Not everyone fancies going to church on a Sunday; some have credible reasons, others don’t. My friend’s rationale encircles the general opinion among his peers being that churches heap an uncontrollable number of hypocrites worse than the members of the country’s Senate and House of Assembly put together. My other friend expounds the adage-like sentence that sort of deduces in the form “Going to a church doesn’t make you any more a Christian than(as?) standing in a garage makes you a car”..something along that line. And while I’m the last person to take their sides seeing as I’ve only intentionally missed church for less than maybe 5times in my entire life, I’ll say, on behalf of them, even regarding them as reference points for all others that wouldn’t be bothered about Sunday-Church prep, I’m using this medium to employ those that do, to kindly keep their judgemental horses to themselves (their words).
And in the light of comfortably sitting on the fence as regards that, and also to persistently ignite the hope of salvation buried deep within me, every once in a while (Sundays perhaps), I’ll cull up some things I read
some time that could inspire someone to utter some words in prayer, or just to feel glad about the day, or their existence, or someone else’s. Reason behind this is really simple – You don’t know what could be of an immense help to somebody, whether interested in being in a community of believers sunday-ly, or not.
When I used to follow the devotional guide monthly, The Word For Today (TWFT), each day on the book, I’d always want to gobble up the pages. If you’ve ever had to read a day’s guide on TWFT, you’d understand. There are different writers for different days I think, and each of them had the same style of writing -partly humorous with relational story cites, before the “word for the day” would hit the meaning. For almost a year I never had a direct source for TWFT. Occasionally, different people would meet me and serve me a copy for the following month, randomly. I never asked for it. But then, you know, as most good things, it came to an end abruptly and I had to search for copies with no luck.
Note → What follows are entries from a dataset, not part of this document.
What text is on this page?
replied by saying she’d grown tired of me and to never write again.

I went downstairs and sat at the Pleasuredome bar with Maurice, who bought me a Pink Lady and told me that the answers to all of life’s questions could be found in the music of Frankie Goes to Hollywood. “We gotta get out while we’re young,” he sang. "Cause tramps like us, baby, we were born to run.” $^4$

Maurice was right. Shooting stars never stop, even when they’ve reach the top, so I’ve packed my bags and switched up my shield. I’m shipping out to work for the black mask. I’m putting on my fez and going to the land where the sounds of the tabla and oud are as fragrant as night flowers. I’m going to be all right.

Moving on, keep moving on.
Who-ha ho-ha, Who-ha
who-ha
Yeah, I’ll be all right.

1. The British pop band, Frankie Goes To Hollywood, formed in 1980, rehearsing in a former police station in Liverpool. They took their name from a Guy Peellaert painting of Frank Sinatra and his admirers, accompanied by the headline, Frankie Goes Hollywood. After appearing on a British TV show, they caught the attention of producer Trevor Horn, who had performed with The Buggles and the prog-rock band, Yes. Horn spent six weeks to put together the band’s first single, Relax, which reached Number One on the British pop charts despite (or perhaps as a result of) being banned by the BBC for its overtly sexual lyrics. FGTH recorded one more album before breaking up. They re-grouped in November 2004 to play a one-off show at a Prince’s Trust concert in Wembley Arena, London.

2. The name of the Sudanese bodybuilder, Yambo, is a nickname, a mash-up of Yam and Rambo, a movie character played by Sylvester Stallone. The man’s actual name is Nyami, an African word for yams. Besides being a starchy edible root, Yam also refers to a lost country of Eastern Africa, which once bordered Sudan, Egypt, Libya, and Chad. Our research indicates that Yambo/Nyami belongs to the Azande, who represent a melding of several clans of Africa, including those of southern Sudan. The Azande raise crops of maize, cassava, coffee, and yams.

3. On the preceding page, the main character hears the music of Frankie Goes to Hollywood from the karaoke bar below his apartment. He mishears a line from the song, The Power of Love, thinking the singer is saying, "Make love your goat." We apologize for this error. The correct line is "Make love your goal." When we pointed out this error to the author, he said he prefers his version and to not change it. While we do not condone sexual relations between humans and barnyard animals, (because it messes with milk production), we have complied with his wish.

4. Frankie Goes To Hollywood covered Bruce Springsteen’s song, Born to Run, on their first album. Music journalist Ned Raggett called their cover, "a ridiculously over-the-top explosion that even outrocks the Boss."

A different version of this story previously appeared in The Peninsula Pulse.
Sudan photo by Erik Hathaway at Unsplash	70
It was only months later that I got to discover more of the powers embedded in a smartphone. If you have the kind of Bible App as mine, “YouVersion”, you’d agree it answers a lotttt of spiritual questions. Think about anything that has to do with God and that app has got it. Do you need to read the Bible for a year? Do you need a bible challenge? Do you need a kid’s Bible version (or a kid’s devotional)? Do you need verses in audio/podcast/video formats? Do you need just a verse for each day mailed to you at whatever time? Do you need it in a different language(not talking about the available 50+ translations), say Yoruba?
Now if the concern, as mine, is for a daily devotional read, what kind of messages do you need? Grace message, heart lifting, praise, worship, broken heart, family message? If you want particular guides – Joyce Meyer, Our Daily Bread, John Piper? There are tons of everyone’s favorites! You could have
an audio message of your style preference by your favorite minister delivered to you anytime – when washing your mouth in the morning, or cooking, or while eating, in the toilet… Notice all these activities take little time? You could choose your messages to be brief.. or in parts…. Need I say more?
When I was a little consistent with the daily devotional reads, some messages that I thought had brilliant sequences with brilliant flows and relatable meanings, i would screenshoot, so i can always go back to ponder over them (and marvel at their accuracy).I always smiled when I did read them again no joke. In subsequent weeks, like i said, every once in a while (Sundays perhaps), I’ll share those short articles (usually about 100words) I‘ve read and screenshot over the years that i can still find, that could inspire someone in some way. Maybe you don’t want to be in a church on some wannabe overly proclaimed holy day you say yea?, but you could be your own church where you’re at, any day at any hour.